Charles married Mary Ann Jensen in 1886. She had been born in Aalborg, Denmark. Marie, as she was called, worked as housekeeping for several families in Yankton, South Dakota, before coming to Sergeant Bluff. Here we she worked in the home of Jerome Holman. Two children were born to Charles and Marie Swanson; Mabel Ada and Fred Albert.

Charles became a citizen of the United States of America in 1888. He was a devout Christian and a member of the Methodist Church in the Bluffs, there being no Lutheran Church there at the time. He insisted that his family attend services regularly and keep the Christian Law. Charles bought a farm in Weedland and moved his family southwest of town. Charles died on New Years Day, 1897.

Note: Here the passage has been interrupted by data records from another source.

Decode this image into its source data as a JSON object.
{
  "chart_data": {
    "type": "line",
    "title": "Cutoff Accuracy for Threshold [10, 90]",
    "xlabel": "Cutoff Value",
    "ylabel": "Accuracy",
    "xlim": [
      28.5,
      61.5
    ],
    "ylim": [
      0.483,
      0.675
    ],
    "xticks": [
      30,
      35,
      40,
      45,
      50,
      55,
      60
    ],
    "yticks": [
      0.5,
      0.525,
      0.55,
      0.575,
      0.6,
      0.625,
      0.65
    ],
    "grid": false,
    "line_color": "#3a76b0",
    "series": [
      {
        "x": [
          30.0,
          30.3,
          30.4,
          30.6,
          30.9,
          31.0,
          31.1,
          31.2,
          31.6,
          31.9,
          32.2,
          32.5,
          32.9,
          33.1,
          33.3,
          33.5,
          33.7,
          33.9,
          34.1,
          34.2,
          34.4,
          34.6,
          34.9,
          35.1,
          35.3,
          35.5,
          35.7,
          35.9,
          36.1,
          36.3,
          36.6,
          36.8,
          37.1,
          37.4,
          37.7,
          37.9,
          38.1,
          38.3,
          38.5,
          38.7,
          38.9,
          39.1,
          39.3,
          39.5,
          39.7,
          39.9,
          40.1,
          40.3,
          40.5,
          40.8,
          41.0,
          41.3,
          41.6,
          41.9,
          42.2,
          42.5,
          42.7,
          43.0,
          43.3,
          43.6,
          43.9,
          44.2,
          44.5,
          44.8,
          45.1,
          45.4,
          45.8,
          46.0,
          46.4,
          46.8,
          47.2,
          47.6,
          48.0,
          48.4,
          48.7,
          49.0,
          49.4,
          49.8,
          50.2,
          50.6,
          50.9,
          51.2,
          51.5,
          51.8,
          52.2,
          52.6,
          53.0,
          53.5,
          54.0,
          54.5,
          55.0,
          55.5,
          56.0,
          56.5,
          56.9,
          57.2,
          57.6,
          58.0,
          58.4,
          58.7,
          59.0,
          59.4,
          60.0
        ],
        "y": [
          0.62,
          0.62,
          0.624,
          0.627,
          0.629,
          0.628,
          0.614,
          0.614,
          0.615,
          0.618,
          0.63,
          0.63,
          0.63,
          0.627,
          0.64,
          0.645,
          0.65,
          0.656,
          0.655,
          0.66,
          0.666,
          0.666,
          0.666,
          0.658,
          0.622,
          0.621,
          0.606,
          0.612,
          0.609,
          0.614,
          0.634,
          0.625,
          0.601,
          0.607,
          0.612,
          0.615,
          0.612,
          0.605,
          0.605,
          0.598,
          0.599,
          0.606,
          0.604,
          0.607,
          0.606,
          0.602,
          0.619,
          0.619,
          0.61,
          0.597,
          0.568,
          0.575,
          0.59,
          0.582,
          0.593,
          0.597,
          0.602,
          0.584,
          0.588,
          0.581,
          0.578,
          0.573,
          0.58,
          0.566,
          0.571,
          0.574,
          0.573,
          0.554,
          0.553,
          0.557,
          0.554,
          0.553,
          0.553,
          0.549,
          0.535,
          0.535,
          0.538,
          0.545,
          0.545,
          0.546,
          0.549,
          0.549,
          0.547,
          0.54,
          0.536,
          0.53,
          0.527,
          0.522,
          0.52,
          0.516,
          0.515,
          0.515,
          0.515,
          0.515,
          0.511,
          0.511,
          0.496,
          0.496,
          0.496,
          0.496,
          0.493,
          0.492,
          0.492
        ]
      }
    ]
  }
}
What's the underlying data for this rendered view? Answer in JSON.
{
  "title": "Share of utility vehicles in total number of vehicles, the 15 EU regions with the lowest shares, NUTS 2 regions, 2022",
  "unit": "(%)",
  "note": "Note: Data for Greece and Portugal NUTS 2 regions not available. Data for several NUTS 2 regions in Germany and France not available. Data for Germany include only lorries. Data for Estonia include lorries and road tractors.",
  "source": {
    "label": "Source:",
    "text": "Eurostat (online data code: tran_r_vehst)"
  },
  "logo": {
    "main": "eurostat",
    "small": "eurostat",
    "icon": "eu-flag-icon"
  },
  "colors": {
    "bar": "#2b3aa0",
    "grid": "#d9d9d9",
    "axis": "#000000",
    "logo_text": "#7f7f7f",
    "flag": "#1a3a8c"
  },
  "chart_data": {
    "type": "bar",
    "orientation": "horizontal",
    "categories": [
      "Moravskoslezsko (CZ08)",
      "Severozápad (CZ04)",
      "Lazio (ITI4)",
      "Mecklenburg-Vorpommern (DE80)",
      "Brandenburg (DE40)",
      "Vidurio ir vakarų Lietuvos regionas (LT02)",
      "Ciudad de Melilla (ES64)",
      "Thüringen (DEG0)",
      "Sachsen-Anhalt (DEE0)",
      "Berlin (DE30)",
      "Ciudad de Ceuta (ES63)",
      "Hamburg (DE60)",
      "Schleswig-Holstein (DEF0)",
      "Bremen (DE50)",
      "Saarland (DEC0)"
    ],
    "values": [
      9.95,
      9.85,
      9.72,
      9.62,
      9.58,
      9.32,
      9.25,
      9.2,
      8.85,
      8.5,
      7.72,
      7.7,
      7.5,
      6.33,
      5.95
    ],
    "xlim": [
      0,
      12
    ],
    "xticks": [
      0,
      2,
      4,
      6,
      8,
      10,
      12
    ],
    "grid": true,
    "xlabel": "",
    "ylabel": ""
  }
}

Mabel Ada Swanson, daughter of Charles and Marie Swanson, graduated from the Sergeant Bluff high school in 1905. She attended Morningside College. She taught school in South Dakota and then married John Heffron, a rising young attorney. They had three children: Mary, Eleanor, and Thomas Eleanor died in infancy. John and Mabel lived for many years in Deadwood, South Dakota, where he took an active part in the colorful pageant they held each summer called Wild Bill Hickok Days. John played the ‘hanging judge’ and was called ‘Judge’ as an affectionate name by the townspeople. John died in 1948 and Mabel in 1976. Both are buried in Deadwood, South Dakota.

Mary Heffron married Russ Rineveld in 1931. Their only child, Mary Patricia, died in infancy. Mary worked for the United States Bureau of Indian Affairs for many years before her death in 1974.

Thomas Heffron was in the army during World War II. In 1948 he married Maxine Danbury, a nurse. They have two children: Michael and Janice. They live in Orangeval, California. Tom retired in 1979. He had worked for the United States Government.